Pourtant, cela n'est vrai que si ces pays « commencent à partir de zéro », dit-il. L'Arabie saoudite a peut-être déjà commencé.

 

En 2011, le Royaume a annoncé la construction de seize réacteurs nucléaires d'ici 2030. «C'est d'ailleurs un drôle de chiffre », dit M. Heinonen -exactement ce dont un pays aurait besoin pour justifier le développement de capacités nationales avec un combustible qui pourrait avoir une utilisation tant civile que militaire. « Si vous voulez maintenir votre propre enrichissement de l'uranium, c'est le bon chiffre .... Cela coïncide parfaitement ». Il ajoute: «Rappelez-vous, il n'y a pas eu de programme militaire sans un programme civil. Cela se fait toujours sous l'égide du civil ».

 

Pour l'instant, M. Heinonen est plus préoccupé par le Pakistan.

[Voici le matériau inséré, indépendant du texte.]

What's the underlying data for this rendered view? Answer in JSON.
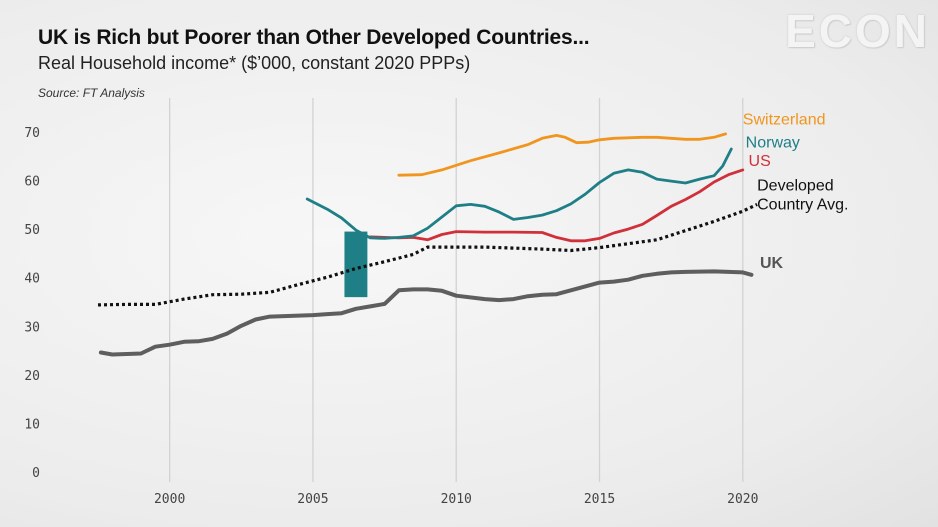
{
  "header": {
    "title": "UK is Rich but Poorer than Other Developed Countries...",
    "subtitle": "Real Household income* ($’000, constant 2020 PPPs)",
    "source": "Source: FT Analysis",
    "logo": "ECON"
  },
  "chart_data": {
    "type": "line",
    "title": "UK is Rich but Poorer than Other Developed Countries...",
    "subtitle": "Real Household income* ($’000, constant 2020 PPPs)",
    "xlim": [
      1997.5,
      2020.6
    ],
    "ylim": [
      0,
      70
    ],
    "xticks": [
      2000,
      2005,
      2010,
      2015,
      2020
    ],
    "yticks": [
      0,
      10,
      20,
      30,
      40,
      50,
      60,
      70
    ],
    "grid": "vertical",
    "highlight": {
      "x": [
        2006.1,
        2006.9
      ],
      "y": [
        36,
        49.5
      ],
      "color": "#1f7f87"
    },
    "series": [
      {
        "name": "Switzerland",
        "color": "#f0961e",
        "style": "solid",
        "x": [
          2008.0,
          2008.8,
          2009.5,
          2010.5,
          2011.5,
          2012.5,
          2013.0,
          2013.5,
          2013.8,
          2014.2,
          2014.6,
          2015.0,
          2015.5,
          2016.0,
          2016.5,
          2017.0,
          2017.5,
          2018.0,
          2018.5,
          2019.0,
          2019.4
        ],
        "values": [
          61.1,
          61.2,
          62.2,
          64.1,
          65.7,
          67.4,
          68.7,
          69.3,
          68.9,
          67.8,
          67.9,
          68.4,
          68.7,
          68.8,
          68.9,
          68.9,
          68.7,
          68.5,
          68.5,
          68.9,
          69.6
        ]
      },
      {
        "name": "Norway",
        "color": "#1f7f87",
        "style": "solid",
        "x": [
          2004.8,
          2005.5,
          2006.0,
          2006.5,
          2007.0,
          2007.5,
          2008.0,
          2008.5,
          2009.0,
          2009.5,
          2010.0,
          2010.5,
          2011.0,
          2011.5,
          2012.0,
          2012.5,
          2013.0,
          2013.5,
          2014.0,
          2014.5,
          2015.0,
          2015.5,
          2016.0,
          2016.5,
          2017.0,
          2017.5,
          2018.0,
          2018.5,
          2019.0,
          2019.3,
          2019.6
        ],
        "values": [
          56.2,
          54.1,
          52.3,
          49.8,
          48.2,
          48.1,
          48.3,
          48.6,
          50.2,
          52.5,
          54.8,
          55.1,
          54.7,
          53.5,
          52.0,
          52.4,
          52.9,
          53.8,
          55.2,
          57.2,
          59.6,
          61.5,
          62.2,
          61.7,
          60.3,
          59.9,
          59.5,
          60.3,
          61.0,
          63.0,
          66.5
        ]
      },
      {
        "name": "US",
        "color": "#d0303a",
        "style": "solid",
        "x": [
          2007.0,
          2008.0,
          2008.5,
          2009.0,
          2009.5,
          2010.0,
          2011.0,
          2012.0,
          2013.0,
          2013.5,
          2014.0,
          2014.5,
          2015.0,
          2015.5,
          2016.0,
          2016.5,
          2017.0,
          2017.5,
          2018.0,
          2018.5,
          2019.0,
          2019.5,
          2020.0
        ],
        "values": [
          48.4,
          48.2,
          48.3,
          47.8,
          48.9,
          49.5,
          49.4,
          49.4,
          49.3,
          48.3,
          47.6,
          47.6,
          48.1,
          49.2,
          50.0,
          51.0,
          52.8,
          54.7,
          56.1,
          57.7,
          59.7,
          61.2,
          62.2
        ]
      },
      {
        "name": "Developed Country Avg.",
        "color": "#111111",
        "style": "dotted",
        "x": [
          1997.5,
          1998.5,
          1999.5,
          2000.5,
          2001.5,
          2002.5,
          2003.5,
          2004.5,
          2005.5,
          2006.5,
          2007.5,
          2008.5,
          2009.0,
          2010.0,
          2011.0,
          2012.0,
          2013.0,
          2014.0,
          2015.0,
          2016.0,
          2017.0,
          2018.0,
          2019.0,
          2020.0,
          2020.5
        ],
        "values": [
          34.4,
          34.5,
          34.5,
          35.6,
          36.5,
          36.6,
          37.0,
          38.6,
          40.1,
          41.9,
          43.3,
          44.8,
          46.3,
          46.3,
          46.3,
          46.1,
          45.9,
          45.6,
          46.2,
          47.0,
          47.8,
          49.7,
          51.6,
          53.7,
          55.1
        ]
      },
      {
        "name": "UK",
        "color": "#5e5e5e",
        "style": "solid",
        "x": [
          1997.6,
          1998.0,
          1998.5,
          1999.0,
          1999.5,
          2000.0,
          2000.5,
          2001.0,
          2001.5,
          2002.0,
          2002.5,
          2003.0,
          2003.5,
          2004.0,
          2004.5,
          2005.0,
          2005.5,
          2006.0,
          2006.5,
          2007.0,
          2007.5,
          2008.0,
          2008.5,
          2009.0,
          2009.5,
          2010.0,
          2011.0,
          2011.5,
          2012.0,
          2012.5,
          2013.0,
          2013.5,
          2014.0,
          2015.0,
          2015.5,
          2016.0,
          2016.5,
          2017.0,
          2017.5,
          2018.0,
          2019.0,
          2020.0,
          2020.3
        ],
        "values": [
          24.6,
          24.2,
          24.3,
          24.4,
          25.8,
          26.2,
          26.8,
          26.9,
          27.4,
          28.5,
          30.1,
          31.4,
          32.0,
          32.1,
          32.2,
          32.3,
          32.5,
          32.7,
          33.6,
          34.1,
          34.6,
          37.4,
          37.6,
          37.6,
          37.3,
          36.3,
          35.6,
          35.4,
          35.6,
          36.2,
          36.5,
          36.6,
          37.4,
          39.0,
          39.2,
          39.6,
          40.4,
          40.8,
          41.1,
          41.2,
          41.3,
          41.1,
          40.6
        ]
      }
    ],
    "labels": [
      {
        "series": "Switzerland",
        "lines": [
          "Switzerland"
        ],
        "color": "#f0961e",
        "bold": false,
        "x": 2020.0,
        "y": 71.5
      },
      {
        "series": "Norway",
        "lines": [
          "Norway"
        ],
        "color": "#1f7f87",
        "bold": false,
        "x": 2020.1,
        "y": 66.8
      },
      {
        "series": "US",
        "lines": [
          "US"
        ],
        "color": "#d0303a",
        "bold": false,
        "x": 2020.2,
        "y": 63.0
      },
      {
        "series": "Developed Country Avg.",
        "lines": [
          "Developed",
          "Country Avg."
        ],
        "color": "#111111",
        "bold": false,
        "x": 2020.5,
        "y": 58.0
      },
      {
        "series": "UK",
        "lines": [
          "UK"
        ],
        "color": "#555555",
        "bold": true,
        "x": 2020.6,
        "y": 42.0
      }
    ]
  }
}
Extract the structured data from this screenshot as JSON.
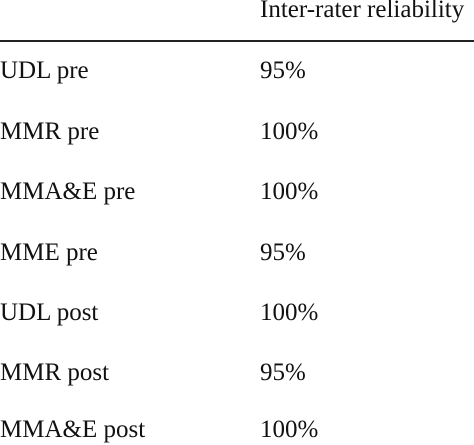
{
  "table": {
    "header": {
      "condition": "",
      "reliability": "Inter-rater reliability"
    },
    "rows": [
      {
        "condition": "UDL pre",
        "reliability": "95%"
      },
      {
        "condition": "MMR pre",
        "reliability": "100%"
      },
      {
        "condition": "MMA&E pre",
        "reliability": "100%"
      },
      {
        "condition": "MME pre",
        "reliability": "95%"
      },
      {
        "condition": "UDL post",
        "reliability": "100%"
      },
      {
        "condition": "MMR post",
        "reliability": "95%"
      },
      {
        "condition": "MMA&E post",
        "reliability": "100%"
      }
    ]
  }
}
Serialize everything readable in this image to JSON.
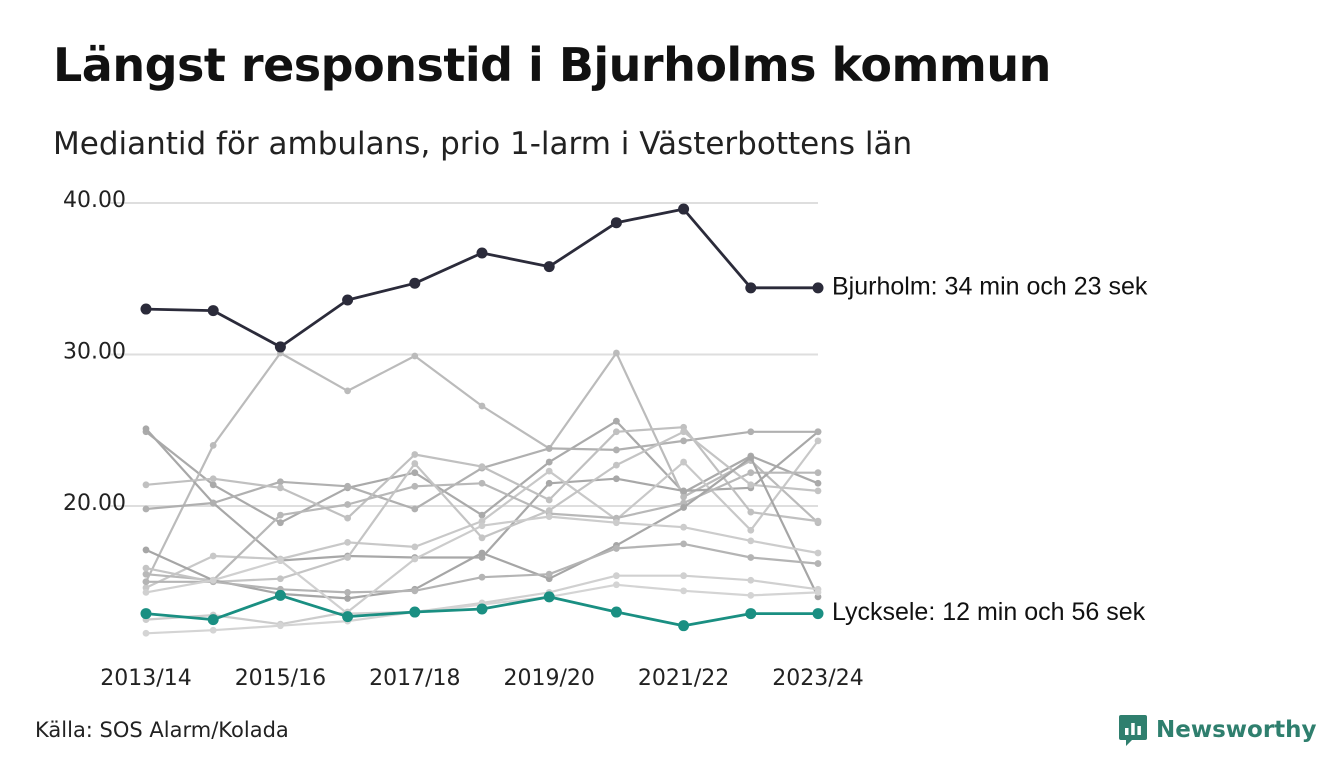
{
  "title": "Längst responstid i Bjurholms kommun",
  "subtitle": "Mediantid för ambulans, prio 1-larm i Västerbottens län",
  "source": "Källa: SOS Alarm/Kolada",
  "brand": {
    "name": "Newsworthy",
    "icon": "newsworthy-logo-icon",
    "color": "#2f7f6e"
  },
  "chart_data": {
    "type": "line",
    "x": [
      "2013/14",
      "2014/15",
      "2015/16",
      "2016/17",
      "2017/18",
      "2018/19",
      "2019/20",
      "2020/21",
      "2021/22",
      "2022/23",
      "2023/24"
    ],
    "x_tick_labels": [
      "2013/14",
      "2015/16",
      "2017/18",
      "2019/20",
      "2021/22",
      "2023/24"
    ],
    "y_ticks": [
      20,
      30,
      40
    ],
    "y_tick_labels": [
      "20.00",
      "30.00",
      "40.00"
    ],
    "ylim": [
      11,
      40
    ],
    "grid": true,
    "highlighted": [
      {
        "name": "Bjurholm",
        "label": "Bjurholm: 34 min och 23 sek",
        "color": "#2b2b3a",
        "values": [
          33.0,
          32.9,
          30.5,
          33.6,
          34.7,
          36.7,
          35.8,
          38.7,
          39.6,
          34.4,
          34.4
        ]
      },
      {
        "name": "Lycksele",
        "label": "Lycksele: 12 min och 56 sek",
        "color": "#1a8f82",
        "values": [
          12.9,
          12.5,
          14.1,
          12.7,
          13.0,
          13.2,
          14.0,
          13.0,
          12.1,
          12.9,
          12.9
        ]
      }
    ],
    "other_series": [
      {
        "color": "#aaaaaa",
        "values": [
          24.9,
          21.4,
          18.9,
          21.2,
          22.2,
          19.4,
          22.9,
          25.6,
          20.9,
          23.3,
          21.5
        ]
      },
      {
        "color": "#bbbbbb",
        "values": [
          15.0,
          24.0,
          30.1,
          27.6,
          29.9,
          26.6,
          23.8,
          30.1,
          20.6,
          23.0,
          18.9
        ]
      },
      {
        "color": "#a8a8a8",
        "values": [
          25.1,
          20.2,
          16.4,
          16.7,
          16.6,
          16.6,
          21.5,
          21.8,
          21.0,
          21.2,
          24.9
        ]
      },
      {
        "color": "#b0b0b0",
        "values": [
          19.8,
          20.2,
          21.6,
          21.3,
          19.8,
          22.5,
          23.8,
          23.7,
          24.3,
          24.9,
          24.9
        ]
      },
      {
        "color": "#c0c0c0",
        "values": [
          21.4,
          21.8,
          21.2,
          19.2,
          23.4,
          22.6,
          20.4,
          24.9,
          25.2,
          19.6,
          19.0
        ]
      },
      {
        "color": "#c8c8c8",
        "values": [
          14.6,
          16.7,
          16.5,
          17.6,
          17.3,
          19.0,
          22.3,
          19.1,
          22.9,
          18.4,
          24.3
        ]
      },
      {
        "color": "#b8b8b8",
        "values": [
          15.5,
          15.1,
          19.4,
          20.1,
          21.3,
          21.5,
          19.5,
          19.2,
          20.2,
          22.2,
          22.2
        ]
      },
      {
        "color": "#c4c4c4",
        "values": [
          15.9,
          15.0,
          15.2,
          16.6,
          22.8,
          17.9,
          19.7,
          22.7,
          24.9,
          21.4,
          21.0
        ]
      },
      {
        "color": "#a6a6a6",
        "values": [
          17.1,
          15.1,
          14.2,
          13.9,
          14.5,
          16.9,
          15.2,
          17.4,
          19.9,
          23.2,
          14.0
        ]
      },
      {
        "color": "#b4b4b4",
        "values": [
          15.0,
          15.0,
          14.5,
          14.3,
          14.4,
          15.3,
          15.5,
          17.2,
          17.5,
          16.6,
          16.2
        ]
      },
      {
        "color": "#cccccc",
        "values": [
          12.5,
          12.8,
          12.2,
          13.0,
          16.5,
          18.7,
          19.3,
          18.9,
          18.6,
          17.7,
          16.9
        ]
      },
      {
        "color": "#d0d0d0",
        "values": [
          14.3,
          15.1,
          16.4,
          12.9,
          13.0,
          13.6,
          14.3,
          15.4,
          15.4,
          15.1,
          14.5
        ]
      },
      {
        "color": "#d4d4d4",
        "values": [
          11.6,
          11.8,
          12.1,
          12.4,
          13.0,
          13.5,
          14.0,
          14.8,
          14.4,
          14.1,
          14.3
        ]
      }
    ]
  }
}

Le pays est instable, son arsenal nucléaire énorme et « ils construisent des armes nucléaires tactiques, ce qui signifie qu'il faut qu'ils les déplacent .... Alors, comment voulez-vous être en mesure d'en garder le contrôle » ?

 

Tout entrepôt ou tout convoi pose un risque de prolifération. « Regardez ce qui s'est passé avec A.Q. Khan », dit-il, se référant au parrain de la bombe pakistanaise qui a vendu des secrets nucléaires à l'Iran, la Corée du Nord et la Libye. « Soit les militaires ont été entièrement incompétents, soit ils savaient ce que faisait Khan.... Je pense que tout le monde le savait, et quelques-uns parmi eux ont reçu leurs pots-de-vin ».

 

Un après-midi avec M. Heinonen est l'occasion d'un rappel à la réalité qui contraste avec les belles paroles de l'Administration Obama évoquant un « monde sans armes nucléaires». M. Heinonen, dans son uniforme d'ingénieur en cravate et chemise boutonnée à manches courtes, fait preuve d'un certain stoïcisme quant aux affaires du monde. Pourtant, le défilé des horreurs se déroule.